An EGR valve that fails to close properly can act as a vacuum leak, causing the fuel and air mixture to become too lean, resulting in an engine that sputters and misses at idle. This can also lead to engine stalling and hesitation upon acceleration.
Increased Fuel Consumption
When an EGR valve fails to open and close at the proper rate, at the proper time, overall engine power is reduced due to decreased combustion chamber efficiency. This results in the engine using more fuel to do the same amount of work it would normally do under normal operating conditions. Modern engines also make use of computers that can read this as an incorrect fuel ratio, and instruct the fuel system to compensate by introducing more fuel into the mixture.
The introduction of exhaust gases into the combustion chamber by the EGR valve serves to reduce the temperature of the ignition process. If the EGR valve fails to open, combustion temperatures increase, resulting in higher overall engine temperatures, which can lead to engine overheating.
Pinging and Knocking
Pinging and knocking commonly result from increased engine temperatures. These increased temperatures cause pinging and knocking by creating a condition where the fuel and air mixture within a cylinder ignites prematurely. If an EGR valve is opening improperly, it can increase engine temperatures, causing the pre-ignition of the combustion process before the proper timing, resulting in engine knock.

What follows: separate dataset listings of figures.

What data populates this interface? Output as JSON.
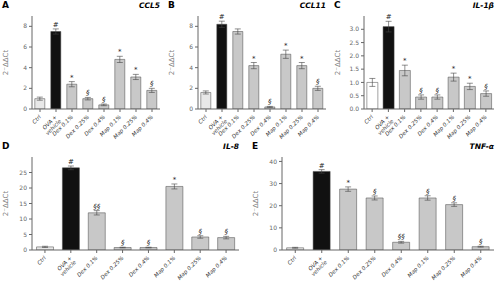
{
  "chart_data": [
    {
      "type": "bar",
      "label": "A",
      "title": "CCL5",
      "ylabel": "2⁻ΔΔCt",
      "ylim": [
        0,
        9
      ],
      "yticks": [
        0,
        2,
        4,
        6,
        8
      ],
      "grid": false,
      "categories": [
        "Ctrl",
        "OVA +\nvehicle",
        "Dex 0.1%",
        "Dex 0.25%",
        "Dex 0.4%",
        "Map 0.1%",
        "Map 0.25%",
        "Map 0.4%"
      ],
      "values": [
        1.0,
        7.5,
        2.4,
        1.0,
        0.4,
        4.8,
        3.1,
        1.8
      ],
      "errors": [
        0.15,
        0.25,
        0.25,
        0.12,
        0.08,
        0.3,
        0.25,
        0.2
      ],
      "colors": [
        "#e8e8e8",
        "#111111",
        "#c8c8c8",
        "#c8c8c8",
        "#c8c8c8",
        "#c8c8c8",
        "#c8c8c8",
        "#c8c8c8"
      ],
      "annotations": [
        null,
        "#",
        "*",
        "§",
        "§",
        "*",
        "*",
        "§"
      ]
    },
    {
      "type": "bar",
      "label": "B",
      "title": "CCL11",
      "ylabel": "2⁻ΔΔCt",
      "ylim": [
        0,
        9
      ],
      "yticks": [
        0,
        2,
        4,
        6,
        8
      ],
      "grid": false,
      "categories": [
        "Ctrl",
        "OVA +\nvehicle",
        "Dex 0.1%",
        "Dex 0.25%",
        "Dex 0.4%",
        "Map 0.1%",
        "Map 0.25%",
        "Map 0.4%"
      ],
      "values": [
        1.6,
        8.2,
        7.5,
        4.2,
        0.2,
        5.3,
        4.2,
        2.0
      ],
      "errors": [
        0.15,
        0.3,
        0.25,
        0.3,
        0.05,
        0.4,
        0.3,
        0.2
      ],
      "colors": [
        "#e8e8e8",
        "#111111",
        "#c8c8c8",
        "#c8c8c8",
        "#c8c8c8",
        "#c8c8c8",
        "#c8c8c8",
        "#c8c8c8"
      ],
      "annotations": [
        null,
        "#",
        null,
        "*",
        "§",
        "*",
        "*",
        "§"
      ]
    },
    {
      "type": "bar",
      "label": "C",
      "title": "IL-1β",
      "ylabel": "2⁻ΔΔCt",
      "ylim": [
        0,
        3.5
      ],
      "yticks": [
        {
          "value": 0,
          "label": "0.0"
        },
        0.5,
        {
          "value": 1,
          "label": "1.0"
        },
        1.5,
        {
          "value": 2,
          "label": "2.0"
        },
        2.5,
        {
          "value": 3,
          "label": "3.0"
        }
      ],
      "grid": false,
      "categories": [
        "Ctrl",
        "OVA +\nvehicle",
        "Dex 0.1%",
        "Dex 0.25%",
        "Dex 0.4%",
        "Map 0.1%",
        "Map 0.25%",
        "Map 0.4%"
      ],
      "values": [
        1.0,
        3.1,
        1.45,
        0.45,
        0.45,
        1.2,
        0.85,
        0.58
      ],
      "errors": [
        0.15,
        0.2,
        0.2,
        0.08,
        0.08,
        0.15,
        0.12,
        0.1
      ],
      "colors": [
        "#ffffff",
        "#111111",
        "#c8c8c8",
        "#c8c8c8",
        "#c8c8c8",
        "#c8c8c8",
        "#c8c8c8",
        "#c8c8c8"
      ],
      "annotations": [
        null,
        "#",
        "*",
        "§",
        "§",
        "*",
        "*",
        "§"
      ]
    },
    {
      "type": "bar",
      "label": "D",
      "title": "IL-8",
      "ylabel": "2⁻ΔΔCt",
      "ylim": [
        0,
        30
      ],
      "yticks": [
        0,
        5,
        10,
        15,
        20,
        25
      ],
      "grid": false,
      "categories": [
        "Ctrl",
        "OVA +\nvehicle",
        "Dex 0.1%",
        "Dex 0.25%",
        "Dex 0.4%",
        "Map 0.1%",
        "Map 0.25%",
        "Map 0.4%"
      ],
      "values": [
        1.0,
        26.5,
        12.0,
        0.8,
        0.8,
        20.5,
        4.2,
        4.0
      ],
      "errors": [
        0.2,
        0.6,
        0.7,
        0.1,
        0.1,
        0.8,
        0.4,
        0.4
      ],
      "colors": [
        "#e8e8e8",
        "#111111",
        "#c8c8c8",
        "#c8c8c8",
        "#c8c8c8",
        "#c8c8c8",
        "#c8c8c8",
        "#c8c8c8"
      ],
      "annotations": [
        null,
        "#",
        "§§",
        "§",
        "§",
        "*",
        "§",
        "§"
      ]
    },
    {
      "type": "bar",
      "label": "E",
      "title": "TNF-α",
      "ylabel": "2⁻ΔΔCt",
      "ylim": [
        0,
        42
      ],
      "yticks": [
        0,
        10,
        20,
        30,
        40
      ],
      "grid": false,
      "categories": [
        "Ctrl",
        "OVA +\nvehicle",
        "Dex 0.1%",
        "Dex 0.25%",
        "Dex 0.4%",
        "Map 0.1%",
        "Map 0.25%",
        "Map 0.4%"
      ],
      "values": [
        1.0,
        35.5,
        27.5,
        23.5,
        3.5,
        23.5,
        20.5,
        1.5
      ],
      "errors": [
        0.2,
        0.8,
        1.0,
        0.9,
        0.4,
        1.0,
        0.8,
        0.2
      ],
      "colors": [
        "#e8e8e8",
        "#111111",
        "#c8c8c8",
        "#c8c8c8",
        "#c8c8c8",
        "#c8c8c8",
        "#c8c8c8",
        "#c8c8c8"
      ],
      "annotations": [
        null,
        "#",
        "*",
        "§",
        "§§",
        "§",
        "§",
        "§"
      ]
    }
  ]
}
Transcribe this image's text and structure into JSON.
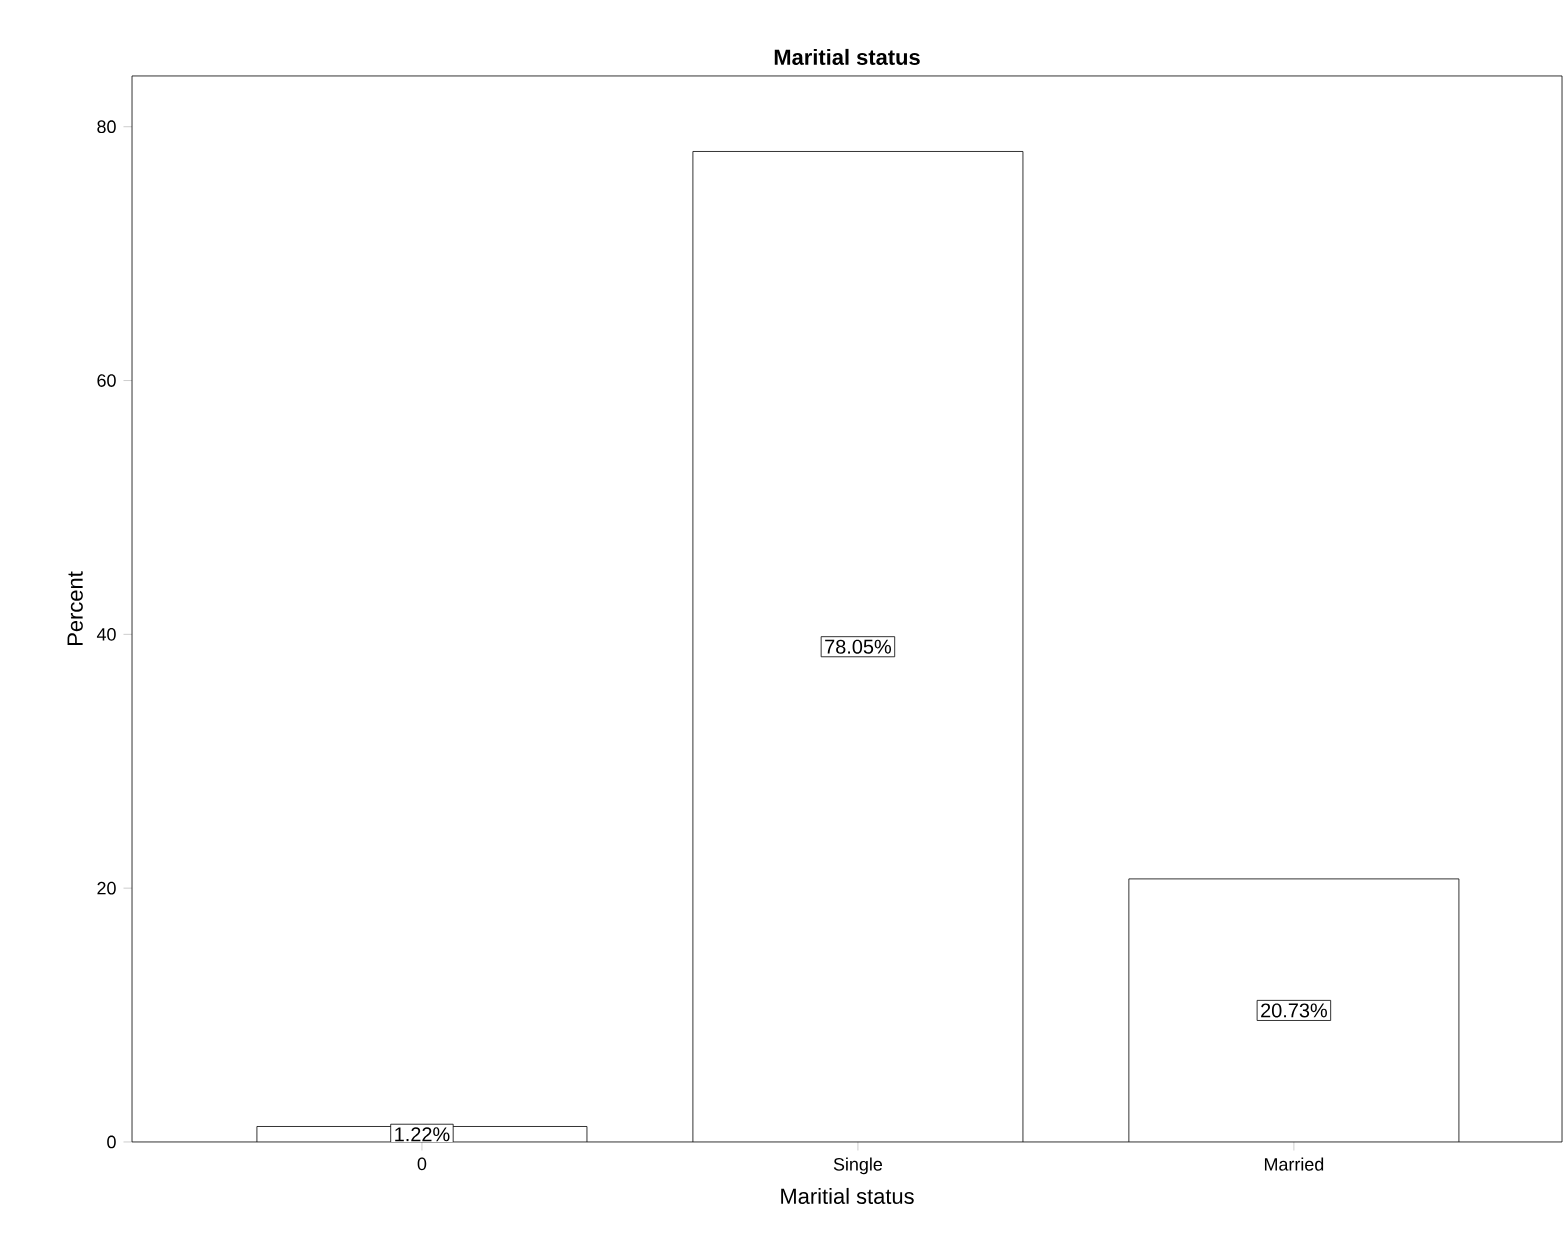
{
  "chart_data": {
    "type": "bar",
    "title": "Maritial status",
    "xlabel": "Maritial status",
    "ylabel": "Percent",
    "categories": [
      "0",
      "Single",
      "Married"
    ],
    "values": [
      1.22,
      78.05,
      20.73
    ],
    "value_labels": [
      "1.22%",
      "78.05%",
      "20.73%"
    ],
    "color": "#ffffff",
    "ylim": [
      0,
      84
    ],
    "yticks": [
      0,
      20,
      40,
      60,
      80
    ]
  }
}
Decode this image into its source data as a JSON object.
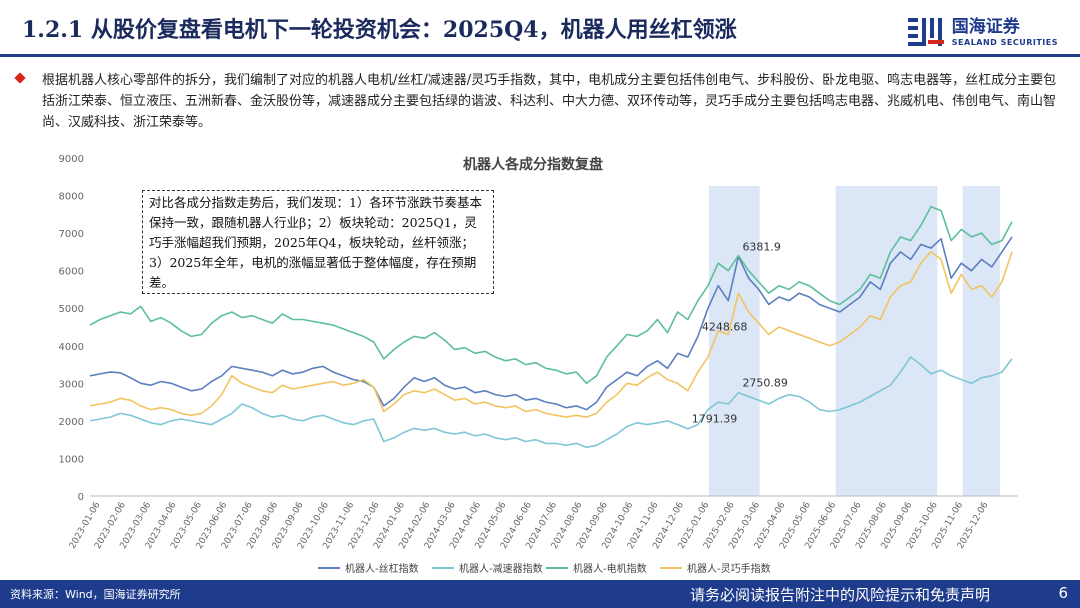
{
  "header": {
    "title": "1.2.1 从股价复盘看电机下一轮投资机会：2025Q4，机器人用丝杠领涨",
    "logo_cn": "国海证券",
    "logo_en": "SEALAND SECURITIES"
  },
  "bullet": {
    "text": "根据机器人核心零部件的拆分，我们编制了对应的机器人电机/丝杠/减速器/灵巧手指数，其中，电机成分主要包括伟创电气、步科股份、卧龙电驱、鸣志电器等，丝杠成分主要包括浙江荣泰、恒立液压、五洲新春、金沃股份等，减速器成分主要包括绿的谐波、科达利、中大力德、双环传动等，灵巧手成分主要包括鸣志电器、兆威机电、伟创电气、南山智尚、汉威科技、浙江荣泰等。"
  },
  "annotation": {
    "text": "对比各成分指数走势后，我们发现：1）各环节涨跌节奏基本保持一致，跟随机器人行业β；2）板块轮动：2025Q1，灵巧手涨幅超我们预期，2025年Q4，板块轮动，丝杆领涨；3）2025年全年，电机的涨幅显著低于整体幅度，存在预期差。"
  },
  "footer": {
    "source": "资料来源：Wind，国海证券研究所",
    "disclaimer": "请务必阅读报告附注中的风险提示和免责声明",
    "page": "6"
  },
  "chart_data": {
    "type": "line",
    "title": "机器人各成分指数复盘",
    "ylim": [
      0,
      9000
    ],
    "y_ticks": [
      0,
      1000,
      2000,
      3000,
      4000,
      5000,
      6000,
      7000,
      8000,
      9000
    ],
    "x_ticks": [
      "2023-01-06",
      "2023-02-06",
      "2023-03-06",
      "2023-04-06",
      "2023-05-06",
      "2023-06-06",
      "2023-07-06",
      "2023-08-06",
      "2023-09-06",
      "2023-10-06",
      "2023-11-06",
      "2023-12-06",
      "2024-01-06",
      "2024-02-06",
      "2024-03-06",
      "2024-04-06",
      "2024-05-06",
      "2024-06-06",
      "2024-07-06",
      "2024-08-06",
      "2024-09-06",
      "2024-10-06",
      "2024-11-06",
      "2024-12-06",
      "2025-01-06",
      "2025-02-06",
      "2025-03-06",
      "2025-04-06",
      "2025-05-06",
      "2025-06-06",
      "2025-07-06",
      "2025-08-06",
      "2025-09-06",
      "2025-10-06",
      "2025-11-06",
      "2025-12-06"
    ],
    "shaded_ranges": [
      [
        "2025-01-06",
        "2025-03-06"
      ],
      [
        "2025-06-06",
        "2025-10-06"
      ],
      [
        "2025-11-06",
        "2025-12-20"
      ]
    ],
    "legend_position": "bottom",
    "series": [
      {
        "name": "机器人-丝杠指数",
        "color": "#5b7fbf",
        "values": [
          3200,
          3250,
          3300,
          3280,
          3150,
          3000,
          2950,
          3050,
          3000,
          2900,
          2800,
          2850,
          3050,
          3200,
          3450,
          3400,
          3350,
          3300,
          3200,
          3350,
          3250,
          3300,
          3400,
          3450,
          3300,
          3200,
          3100,
          3050,
          2900,
          2400,
          2600,
          2900,
          3150,
          3050,
          3150,
          2950,
          2850,
          2900,
          2750,
          2800,
          2700,
          2650,
          2700,
          2550,
          2600,
          2500,
          2450,
          2350,
          2400,
          2300,
          2500,
          2900,
          3100,
          3300,
          3200,
          3450,
          3600,
          3400,
          3800,
          3700,
          4248.68,
          5000,
          5600,
          5200,
          6381.9,
          5800,
          5500,
          5100,
          5300,
          5200,
          5400,
          5300,
          5100,
          5000,
          4900,
          5100,
          5300,
          5700,
          5500,
          6200,
          6500,
          6300,
          6700,
          6600,
          6850,
          5800,
          6200,
          6000,
          6300,
          6100,
          6500,
          6900
        ],
        "labels": [
          {
            "index": 60,
            "text": "4248.68"
          },
          {
            "index": 64,
            "text": "6381.9"
          }
        ]
      },
      {
        "name": "机器人-减速器指数",
        "color": "#7fc6d6",
        "values": [
          2000,
          2050,
          2100,
          2200,
          2150,
          2050,
          1950,
          1900,
          2000,
          2050,
          2000,
          1950,
          1900,
          2050,
          2200,
          2450,
          2350,
          2200,
          2100,
          2150,
          2050,
          2000,
          2100,
          2150,
          2050,
          1950,
          1900,
          2000,
          2050,
          1450,
          1550,
          1700,
          1800,
          1750,
          1800,
          1700,
          1650,
          1700,
          1600,
          1650,
          1550,
          1500,
          1550,
          1450,
          1500,
          1400,
          1400,
          1350,
          1400,
          1300,
          1350,
          1500,
          1650,
          1850,
          1950,
          1900,
          1950,
          2000,
          1900,
          1791.39,
          1900,
          2300,
          2500,
          2450,
          2750.89,
          2650,
          2550,
          2450,
          2600,
          2700,
          2650,
          2500,
          2300,
          2250,
          2300,
          2400,
          2500,
          2650,
          2800,
          2950,
          3300,
          3700,
          3500,
          3250,
          3350,
          3200,
          3100,
          3000,
          3150,
          3200,
          3300,
          3650
        ],
        "labels": [
          {
            "index": 59,
            "text": "1791.39"
          },
          {
            "index": 64,
            "text": "2750.89"
          }
        ]
      },
      {
        "name": "机器人-电机指数",
        "color": "#5dbf9a",
        "values": [
          4550,
          4700,
          4800,
          4900,
          4850,
          5050,
          4650,
          4750,
          4600,
          4400,
          4250,
          4300,
          4600,
          4800,
          4900,
          4750,
          4800,
          4700,
          4600,
          4850,
          4700,
          4700,
          4650,
          4600,
          4550,
          4450,
          4350,
          4250,
          4100,
          3650,
          3900,
          4100,
          4250,
          4200,
          4350,
          4150,
          3900,
          3950,
          3800,
          3850,
          3700,
          3600,
          3650,
          3500,
          3550,
          3400,
          3350,
          3250,
          3300,
          3000,
          3200,
          3700,
          4000,
          4300,
          4250,
          4400,
          4700,
          4350,
          4900,
          4700,
          5200,
          5600,
          6200,
          6000,
          6400,
          6000,
          5700,
          5400,
          5600,
          5500,
          5700,
          5600,
          5400,
          5200,
          5100,
          5300,
          5500,
          5900,
          5800,
          6500,
          6900,
          6800,
          7200,
          7700,
          7600,
          6800,
          7100,
          6900,
          7000,
          6700,
          6800,
          7300
        ],
        "labels": []
      },
      {
        "name": "机器人-灵巧手指数",
        "color": "#f2c45f",
        "values": [
          2400,
          2450,
          2500,
          2600,
          2550,
          2400,
          2300,
          2350,
          2300,
          2200,
          2150,
          2200,
          2400,
          2700,
          3200,
          3000,
          2900,
          2800,
          2750,
          2950,
          2850,
          2900,
          2950,
          3000,
          3050,
          2950,
          3000,
          3100,
          2900,
          2250,
          2450,
          2700,
          2800,
          2750,
          2850,
          2700,
          2550,
          2600,
          2450,
          2500,
          2400,
          2350,
          2400,
          2250,
          2300,
          2200,
          2150,
          2100,
          2150,
          2100,
          2200,
          2500,
          2700,
          3000,
          2950,
          3150,
          3300,
          3100,
          3000,
          2800,
          3300,
          3700,
          4400,
          4300,
          5400,
          4900,
          4600,
          4300,
          4500,
          4400,
          4300,
          4200,
          4100,
          4000,
          4100,
          4300,
          4500,
          4800,
          4700,
          5300,
          5600,
          5700,
          6200,
          6500,
          6300,
          5400,
          5900,
          5500,
          5600,
          5300,
          5700,
          6500
        ],
        "labels": []
      }
    ]
  }
}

The EGR valve's main purpose is to aid in the reduction of noxious gases produce by the engine. It does this by lowering the temperature of the combustion process through the introduction into the combustion chamber of controlled amounts of exhaust gases. This lower temperature has the effect of reducing the amount oxides of nitrogen (NOx) produced by the engine. A faulty EGR valve will fail to properly cool the combustion process allowing these gases to increase, which can lead to an abnormally high NOx reading during emissions testing.